By the time we'd walked back down to the old town, the Cathedral was open to visitors, with an attractive modern welcome area and gift shop. We paid €3 to get in and were given a map and an explanation of the building's complexities. We could have walked straight in through the entrance in use if we'd simply wanted to attend the Saturday night Mass, but this was a building with so much to see apart from its main 14th century gothic sanctuary. The first part of the tour took us around a large section of the brick built undercroft, used in ancient times for archive storage, rather than for the dead. 

It was plain, mostly uncluttered, not all that interesting if you didn't recall from the introductory talk, that this crypt was a place of refuge during the 1930's Civil War air raids. Dull if you didn't recall that the Cathedral was built on the site of a mosque, demolished after conquest. Maybe these brick arches were a Moorish foundation for a Christian building. But it doesn't stop there. There was Christian basilica on this site during the late Roman Empire. The line of Bishops of Tortosa goes back to the time when the New Testament was still being compiled. Visigoths invaded and controlled the region prior to the Moors. The Christianity of the Visigoths was Arian rather than Orthodox. So many layers of history still hidden. Who knows what was here in pre-Christian times?
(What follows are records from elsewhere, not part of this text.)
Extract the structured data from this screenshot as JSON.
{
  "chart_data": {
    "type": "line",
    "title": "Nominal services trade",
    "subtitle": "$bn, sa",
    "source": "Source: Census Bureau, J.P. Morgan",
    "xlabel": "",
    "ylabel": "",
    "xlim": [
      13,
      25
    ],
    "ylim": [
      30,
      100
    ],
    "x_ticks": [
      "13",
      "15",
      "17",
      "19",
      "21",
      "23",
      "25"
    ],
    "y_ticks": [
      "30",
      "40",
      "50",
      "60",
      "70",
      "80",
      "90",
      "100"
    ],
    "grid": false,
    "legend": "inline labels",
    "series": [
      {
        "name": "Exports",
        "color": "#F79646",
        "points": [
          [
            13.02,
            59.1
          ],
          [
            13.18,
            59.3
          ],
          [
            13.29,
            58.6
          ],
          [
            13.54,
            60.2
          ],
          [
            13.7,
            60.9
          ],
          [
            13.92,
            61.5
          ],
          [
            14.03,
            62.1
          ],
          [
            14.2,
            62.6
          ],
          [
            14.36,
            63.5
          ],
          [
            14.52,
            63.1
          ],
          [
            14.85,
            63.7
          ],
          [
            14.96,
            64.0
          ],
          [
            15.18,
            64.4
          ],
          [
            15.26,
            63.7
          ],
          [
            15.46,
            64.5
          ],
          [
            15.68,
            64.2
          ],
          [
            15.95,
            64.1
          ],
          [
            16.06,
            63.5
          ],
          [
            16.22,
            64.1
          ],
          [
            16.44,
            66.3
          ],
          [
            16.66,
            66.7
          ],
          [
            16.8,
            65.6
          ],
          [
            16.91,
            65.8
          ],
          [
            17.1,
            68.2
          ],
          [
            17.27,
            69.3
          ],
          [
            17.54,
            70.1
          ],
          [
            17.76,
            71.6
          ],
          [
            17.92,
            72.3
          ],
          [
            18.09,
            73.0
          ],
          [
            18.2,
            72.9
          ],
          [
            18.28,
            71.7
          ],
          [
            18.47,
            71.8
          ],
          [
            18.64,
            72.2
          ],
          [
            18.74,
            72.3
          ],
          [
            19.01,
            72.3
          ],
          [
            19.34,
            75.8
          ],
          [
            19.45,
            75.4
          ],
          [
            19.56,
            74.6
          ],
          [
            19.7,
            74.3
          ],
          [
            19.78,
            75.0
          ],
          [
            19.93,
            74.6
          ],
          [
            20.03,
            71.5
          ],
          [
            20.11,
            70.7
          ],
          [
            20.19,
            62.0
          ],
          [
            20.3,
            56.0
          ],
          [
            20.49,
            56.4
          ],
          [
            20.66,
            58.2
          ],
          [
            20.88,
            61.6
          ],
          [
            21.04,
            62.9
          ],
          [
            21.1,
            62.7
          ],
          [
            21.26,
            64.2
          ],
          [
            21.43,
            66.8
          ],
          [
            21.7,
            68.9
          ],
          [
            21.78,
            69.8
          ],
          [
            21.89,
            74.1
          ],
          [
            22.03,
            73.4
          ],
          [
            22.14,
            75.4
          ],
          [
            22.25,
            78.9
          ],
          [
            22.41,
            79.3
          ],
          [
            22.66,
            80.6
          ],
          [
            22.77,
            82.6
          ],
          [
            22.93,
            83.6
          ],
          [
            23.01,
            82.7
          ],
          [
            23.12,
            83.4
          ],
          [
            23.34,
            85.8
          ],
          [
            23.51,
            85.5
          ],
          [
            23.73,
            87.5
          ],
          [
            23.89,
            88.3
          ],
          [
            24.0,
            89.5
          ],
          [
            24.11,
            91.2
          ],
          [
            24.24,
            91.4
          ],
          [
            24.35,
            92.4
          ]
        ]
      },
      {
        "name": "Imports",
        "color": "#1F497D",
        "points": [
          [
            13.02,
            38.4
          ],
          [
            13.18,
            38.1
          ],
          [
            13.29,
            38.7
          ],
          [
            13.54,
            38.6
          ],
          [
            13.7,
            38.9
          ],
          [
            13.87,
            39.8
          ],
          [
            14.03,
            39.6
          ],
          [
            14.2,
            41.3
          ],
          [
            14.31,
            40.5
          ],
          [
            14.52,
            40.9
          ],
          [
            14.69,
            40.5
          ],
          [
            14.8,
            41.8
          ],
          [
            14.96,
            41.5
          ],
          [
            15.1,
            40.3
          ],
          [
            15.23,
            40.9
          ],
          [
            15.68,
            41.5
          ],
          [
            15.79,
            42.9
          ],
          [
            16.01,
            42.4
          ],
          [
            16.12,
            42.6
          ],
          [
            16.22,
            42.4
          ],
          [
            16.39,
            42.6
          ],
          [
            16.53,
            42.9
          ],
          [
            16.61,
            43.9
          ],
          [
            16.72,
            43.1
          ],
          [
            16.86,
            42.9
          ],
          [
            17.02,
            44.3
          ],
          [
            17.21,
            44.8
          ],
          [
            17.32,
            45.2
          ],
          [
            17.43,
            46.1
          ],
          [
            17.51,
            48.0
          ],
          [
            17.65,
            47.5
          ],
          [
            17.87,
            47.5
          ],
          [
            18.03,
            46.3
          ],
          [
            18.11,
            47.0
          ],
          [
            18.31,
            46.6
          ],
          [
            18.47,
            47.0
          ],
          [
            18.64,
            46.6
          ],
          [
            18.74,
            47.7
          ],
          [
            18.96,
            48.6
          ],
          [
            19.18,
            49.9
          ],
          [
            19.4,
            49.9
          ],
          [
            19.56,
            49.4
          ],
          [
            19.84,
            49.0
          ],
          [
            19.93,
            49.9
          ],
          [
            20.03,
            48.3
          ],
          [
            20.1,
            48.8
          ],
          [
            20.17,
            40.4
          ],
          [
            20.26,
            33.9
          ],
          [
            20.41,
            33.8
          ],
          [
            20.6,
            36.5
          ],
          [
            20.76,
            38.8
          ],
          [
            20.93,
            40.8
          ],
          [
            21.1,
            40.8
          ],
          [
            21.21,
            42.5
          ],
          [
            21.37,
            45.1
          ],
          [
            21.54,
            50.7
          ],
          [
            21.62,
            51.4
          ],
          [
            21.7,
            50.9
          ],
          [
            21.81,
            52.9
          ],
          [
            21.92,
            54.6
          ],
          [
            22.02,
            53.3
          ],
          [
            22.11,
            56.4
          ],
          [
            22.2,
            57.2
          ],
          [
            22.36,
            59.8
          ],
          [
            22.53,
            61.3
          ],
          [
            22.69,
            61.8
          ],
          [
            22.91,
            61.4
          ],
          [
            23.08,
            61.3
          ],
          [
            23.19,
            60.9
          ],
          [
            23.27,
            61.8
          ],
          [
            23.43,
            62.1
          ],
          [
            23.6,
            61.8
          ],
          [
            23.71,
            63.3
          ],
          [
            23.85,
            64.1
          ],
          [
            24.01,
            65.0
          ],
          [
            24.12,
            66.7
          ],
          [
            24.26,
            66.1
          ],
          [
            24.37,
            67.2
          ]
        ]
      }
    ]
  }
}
The visit then took us up into the sacristy/treasury above ground, with a goodly collection of images, sacred vessels and vestments and wonderful illuminated manuscripts on display, carefully conserved in the right environment. Then, it was on to the Chapter House complete with original furnishings, wooden choir stalls in semi-circular array, then the cloister, before entering the nave of the Cathedral. The priest saying Mass in a large side chapel had just started the Eucharistic prayer, so we stopped and joined in prayer for a while, before quietly walking around the sanctuary ambulatory, and taking our leave. Each great church building of this period is unique, even if the essential gothic layout does make them all look much the same superficially. What makes Tortosa Cathedral special is the story of how to comes to be the way it is, much more than how it looks and functions today.